The FDA’s July 24 memorandum to Judge Chuang dismantled his reasoning point by point by point. (What I neglected to mention in a prior story was the condescending manner in which Judge Chuang haughtily dismissed the FDA’s defense of its REMS policy. He also heavily relied on the testimony of one abortionist– Dr. Heather Paladine.)

The memorandum begins by observing that Judge Chuang incorrectly concluded the abortion industry has “standing” (the legal right) to file a lawsuit on behalf of women seeking medication abortion.

As to the close relationship element, the Court ruled  that Plaintiffs  “provided specific evidence of close physician-patient relationships, including between Dr. Paladine and her patients.”

But evidence of a single physician’s Relationship with her patients does not establish that  the thousands of physicians who are members of the Plaintiff organizations generally have close relationships with their own patients who seek a Mifeprex [the brand name for mifepristone] prescription, and may seek to assert not only the rights of long-time patients, but of all patients seeking Mifeprex prescriptions.

The FDA added tellingly

(I)n fact, the entire point of this suit is to reduce Plaintiffs’ relationship with their patients—and failed to show that their patients were hindered from vindicating their own rights.

The memorandum also persuasively made the case that “Plaintiffs Have Not Shown That the In-Person Requirements Pose a Substantial Obstacle to a Large Fraction of Women Seeking an Abortion During the COVID-19 Pandemic.” That is, the in-person requirement did not constitute an “undue burden” on a woman’s right to have an abortion.

Further, the Memorandum observed that Judge Chuang had “noted that FDA has not fully evaluated the in-person requirement since 2013 and thus has not determined whether the requirements remain necessary in the context of telemedicine or the pandemic.”

The response all but bristled…

In reaching its conclusion. the Court relied on the Supreme Court’s statement in Whole Woman’s Health that courts should avoid “giv[ing] ‘[u]ncritical deference’ to the findings of the legislature.”

But FDA is not a legislature—it is an expert scientific agency responsible for protecting public health by ensuring the safety and effectiveness of drugs.
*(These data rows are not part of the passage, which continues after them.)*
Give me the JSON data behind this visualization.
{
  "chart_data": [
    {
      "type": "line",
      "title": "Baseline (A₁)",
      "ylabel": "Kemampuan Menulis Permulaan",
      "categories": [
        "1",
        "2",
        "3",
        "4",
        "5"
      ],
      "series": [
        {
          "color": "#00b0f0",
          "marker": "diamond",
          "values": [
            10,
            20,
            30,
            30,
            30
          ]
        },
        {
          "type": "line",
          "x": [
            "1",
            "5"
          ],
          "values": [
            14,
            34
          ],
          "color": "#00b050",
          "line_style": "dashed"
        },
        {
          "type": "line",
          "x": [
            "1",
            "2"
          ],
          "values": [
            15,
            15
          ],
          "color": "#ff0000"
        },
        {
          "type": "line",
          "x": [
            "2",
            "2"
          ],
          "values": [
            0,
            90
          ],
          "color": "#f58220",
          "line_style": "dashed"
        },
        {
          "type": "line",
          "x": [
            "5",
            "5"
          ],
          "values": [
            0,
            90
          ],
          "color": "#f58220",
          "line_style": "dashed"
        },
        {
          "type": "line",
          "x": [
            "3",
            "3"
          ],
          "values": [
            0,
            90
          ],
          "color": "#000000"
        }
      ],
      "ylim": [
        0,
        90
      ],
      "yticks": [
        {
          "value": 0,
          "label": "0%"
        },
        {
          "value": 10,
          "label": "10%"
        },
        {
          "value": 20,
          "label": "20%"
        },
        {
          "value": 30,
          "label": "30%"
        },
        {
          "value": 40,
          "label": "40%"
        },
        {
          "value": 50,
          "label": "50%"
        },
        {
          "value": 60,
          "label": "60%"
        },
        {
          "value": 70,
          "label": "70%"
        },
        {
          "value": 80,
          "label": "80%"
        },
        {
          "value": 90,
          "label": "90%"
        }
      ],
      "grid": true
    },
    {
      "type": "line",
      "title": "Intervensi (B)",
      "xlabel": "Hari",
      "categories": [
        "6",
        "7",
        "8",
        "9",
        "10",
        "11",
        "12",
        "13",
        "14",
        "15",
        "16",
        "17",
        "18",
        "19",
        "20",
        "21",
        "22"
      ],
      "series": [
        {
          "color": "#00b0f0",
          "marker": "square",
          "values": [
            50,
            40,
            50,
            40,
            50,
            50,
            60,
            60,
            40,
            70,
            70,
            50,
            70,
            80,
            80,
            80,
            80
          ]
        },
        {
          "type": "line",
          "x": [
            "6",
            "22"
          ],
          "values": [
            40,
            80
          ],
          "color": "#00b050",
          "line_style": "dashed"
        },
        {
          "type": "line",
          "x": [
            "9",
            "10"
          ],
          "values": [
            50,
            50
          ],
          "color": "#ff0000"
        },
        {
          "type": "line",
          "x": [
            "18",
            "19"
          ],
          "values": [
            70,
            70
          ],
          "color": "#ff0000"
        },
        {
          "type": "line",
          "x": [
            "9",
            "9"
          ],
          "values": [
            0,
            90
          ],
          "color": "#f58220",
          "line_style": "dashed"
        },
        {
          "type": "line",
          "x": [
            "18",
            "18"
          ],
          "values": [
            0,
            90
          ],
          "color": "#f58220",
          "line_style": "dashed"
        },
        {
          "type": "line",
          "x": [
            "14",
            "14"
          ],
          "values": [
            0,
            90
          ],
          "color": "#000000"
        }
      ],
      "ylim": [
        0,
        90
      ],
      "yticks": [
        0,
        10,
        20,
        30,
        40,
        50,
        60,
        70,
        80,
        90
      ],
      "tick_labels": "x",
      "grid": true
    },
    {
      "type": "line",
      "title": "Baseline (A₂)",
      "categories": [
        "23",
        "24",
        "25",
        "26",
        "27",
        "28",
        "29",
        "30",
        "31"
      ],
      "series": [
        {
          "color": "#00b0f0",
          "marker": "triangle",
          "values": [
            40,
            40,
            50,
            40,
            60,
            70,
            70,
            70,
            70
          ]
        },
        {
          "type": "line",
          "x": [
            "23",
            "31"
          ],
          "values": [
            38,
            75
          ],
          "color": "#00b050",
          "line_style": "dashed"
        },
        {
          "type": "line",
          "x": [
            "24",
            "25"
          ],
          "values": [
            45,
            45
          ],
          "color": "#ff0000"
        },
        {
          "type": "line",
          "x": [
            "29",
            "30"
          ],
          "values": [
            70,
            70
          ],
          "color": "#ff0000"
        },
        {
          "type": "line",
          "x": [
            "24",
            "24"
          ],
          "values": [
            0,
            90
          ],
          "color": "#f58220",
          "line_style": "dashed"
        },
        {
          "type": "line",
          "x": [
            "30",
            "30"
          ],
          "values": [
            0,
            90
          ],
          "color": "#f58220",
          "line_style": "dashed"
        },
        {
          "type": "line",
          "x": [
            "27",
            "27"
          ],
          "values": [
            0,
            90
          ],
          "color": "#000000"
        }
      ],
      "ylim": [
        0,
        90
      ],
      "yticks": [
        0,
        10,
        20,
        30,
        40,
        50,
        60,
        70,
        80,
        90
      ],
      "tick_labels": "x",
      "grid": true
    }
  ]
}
FDA’s evaluation of a drug’s risks to determine the appropriate restrictions necessary for safe use is a matter quintessentially within FDA’s expert scientific judgment.

The FDA concluded that if Judge Chuang decides not to stay his “preliminary injunction pending  Appeal,” then it “respectfully asks that the Court summarily deny the motion without awaiting a response from Plaintiffs, so that Defendants can seek relief from the Fourth Circuit expeditiously.”